Search code examples
dockerdiff

Diff and Patch an existing docker image


I have a docker image, test:1.0.0, on an external stack in a bandwidth constrained environment. Locally I've published a new version of the image, test:2.0.0, but because of the size of these images and network constraints, it would be difficult to ship the entire brand new image to replace the old one. I was wondering if there exists some kind of lightweight way to patch an existing docker image with changes between the old and new version? I was considering copying out the file systems of the images and running diff and patch on them, but it doesn't seem ideal.


Solution

  • At present, there's no way to do anything like this. The contents of a layer are not processed by registries, they are treated as a byte stream, and only the digest of that entire blob is verified for the content addressable store. If one file in a layer changes, or anything else that would change the digest, the entire layer is pushed.

    Potentially, you could do this out-of-band, with two servers that extract the image and another that recreates the image, however that will be very error prone (e.g. changing the timestamp on one file in a layer would change the digest when it's recreated, and tar and gzip are not guaranteed to be reproducible). You would also have to build the tooling to extract the image, diff it to a previous image, transmit the diff to you other server, and apply that diff to recreate the image.

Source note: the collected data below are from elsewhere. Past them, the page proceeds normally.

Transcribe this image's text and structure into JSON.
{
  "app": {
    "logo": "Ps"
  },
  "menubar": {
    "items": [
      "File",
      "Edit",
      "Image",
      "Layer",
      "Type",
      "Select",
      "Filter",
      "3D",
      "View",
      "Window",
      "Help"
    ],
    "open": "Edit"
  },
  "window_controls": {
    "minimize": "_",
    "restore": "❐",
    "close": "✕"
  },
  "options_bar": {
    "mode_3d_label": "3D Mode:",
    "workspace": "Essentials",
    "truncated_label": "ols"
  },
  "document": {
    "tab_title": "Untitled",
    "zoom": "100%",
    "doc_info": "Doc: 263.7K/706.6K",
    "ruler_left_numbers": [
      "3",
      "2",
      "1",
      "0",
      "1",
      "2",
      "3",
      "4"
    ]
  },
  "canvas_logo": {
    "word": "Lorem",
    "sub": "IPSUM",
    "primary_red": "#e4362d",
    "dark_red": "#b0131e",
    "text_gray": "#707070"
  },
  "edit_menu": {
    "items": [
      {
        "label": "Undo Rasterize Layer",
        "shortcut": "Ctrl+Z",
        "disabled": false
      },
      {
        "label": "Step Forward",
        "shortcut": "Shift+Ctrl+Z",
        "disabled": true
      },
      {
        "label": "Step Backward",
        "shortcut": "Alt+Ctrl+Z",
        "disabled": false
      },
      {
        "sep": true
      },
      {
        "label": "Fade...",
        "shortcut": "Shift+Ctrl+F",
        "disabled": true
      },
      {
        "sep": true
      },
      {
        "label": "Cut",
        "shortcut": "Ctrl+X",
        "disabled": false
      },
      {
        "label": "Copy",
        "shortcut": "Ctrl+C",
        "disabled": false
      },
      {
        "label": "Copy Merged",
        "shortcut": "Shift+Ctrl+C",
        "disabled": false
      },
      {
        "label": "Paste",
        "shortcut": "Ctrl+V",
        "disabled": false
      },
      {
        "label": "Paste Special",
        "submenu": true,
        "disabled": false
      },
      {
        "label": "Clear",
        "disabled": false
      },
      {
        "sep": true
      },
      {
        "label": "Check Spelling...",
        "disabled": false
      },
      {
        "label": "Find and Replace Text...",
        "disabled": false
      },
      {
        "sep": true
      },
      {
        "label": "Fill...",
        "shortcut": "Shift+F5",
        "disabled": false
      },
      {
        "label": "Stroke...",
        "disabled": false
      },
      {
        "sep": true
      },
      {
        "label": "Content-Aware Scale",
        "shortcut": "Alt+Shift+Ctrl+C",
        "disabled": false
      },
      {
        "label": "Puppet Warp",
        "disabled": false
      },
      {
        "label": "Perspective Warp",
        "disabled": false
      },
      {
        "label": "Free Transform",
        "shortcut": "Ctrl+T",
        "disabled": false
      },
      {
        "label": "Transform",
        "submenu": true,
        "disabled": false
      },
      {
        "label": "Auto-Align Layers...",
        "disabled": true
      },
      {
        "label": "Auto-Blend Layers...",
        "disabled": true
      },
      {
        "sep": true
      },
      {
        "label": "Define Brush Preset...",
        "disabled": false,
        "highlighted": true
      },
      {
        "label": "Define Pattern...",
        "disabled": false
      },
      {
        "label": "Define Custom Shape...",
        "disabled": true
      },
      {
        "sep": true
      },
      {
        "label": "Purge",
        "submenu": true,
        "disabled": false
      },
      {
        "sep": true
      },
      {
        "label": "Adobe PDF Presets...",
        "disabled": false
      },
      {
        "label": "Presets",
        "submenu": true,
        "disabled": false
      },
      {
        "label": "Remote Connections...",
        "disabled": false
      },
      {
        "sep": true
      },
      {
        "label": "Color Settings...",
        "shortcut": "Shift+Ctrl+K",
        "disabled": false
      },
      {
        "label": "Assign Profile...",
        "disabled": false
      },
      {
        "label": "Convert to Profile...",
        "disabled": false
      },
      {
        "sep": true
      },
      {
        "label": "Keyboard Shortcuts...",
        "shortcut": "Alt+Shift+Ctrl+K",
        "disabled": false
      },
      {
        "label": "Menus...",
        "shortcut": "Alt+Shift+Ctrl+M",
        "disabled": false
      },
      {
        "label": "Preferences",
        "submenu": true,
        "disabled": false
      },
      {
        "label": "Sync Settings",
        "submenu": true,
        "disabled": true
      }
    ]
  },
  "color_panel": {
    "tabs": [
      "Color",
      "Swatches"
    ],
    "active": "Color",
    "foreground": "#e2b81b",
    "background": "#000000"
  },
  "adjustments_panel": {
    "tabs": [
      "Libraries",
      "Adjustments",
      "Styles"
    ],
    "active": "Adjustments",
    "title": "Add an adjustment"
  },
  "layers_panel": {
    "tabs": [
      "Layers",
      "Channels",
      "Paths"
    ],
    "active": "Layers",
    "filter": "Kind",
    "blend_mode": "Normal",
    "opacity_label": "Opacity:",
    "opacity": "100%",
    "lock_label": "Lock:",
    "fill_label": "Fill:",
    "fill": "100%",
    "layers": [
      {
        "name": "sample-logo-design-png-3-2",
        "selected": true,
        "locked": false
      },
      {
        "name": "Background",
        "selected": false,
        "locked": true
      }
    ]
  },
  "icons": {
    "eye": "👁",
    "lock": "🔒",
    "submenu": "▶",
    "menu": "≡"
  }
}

    Rather than unpacking the tar+gzip layers, you could consider an alternative layer format, estargz which separately compresses and references each file within the tar. This may be easier to build tooling on top of that would quickly send a diff between two blobs in a reproducible way.

    That said, you would need to develop the tooling to implement this, and maintain a second server since the registry would not perform the patch process. I think it will be easier and cheaper to either improve your bandwidth, or find ways to optimize your image layers so most layers are unmodified between builds. Buildkit recently added a --link option that may reduce the dependencies between layers. And my own work on regctl image mod may allow you to remove or fix non-reproducible parts of builds (stripping timestamps or removing mutable files you don't need).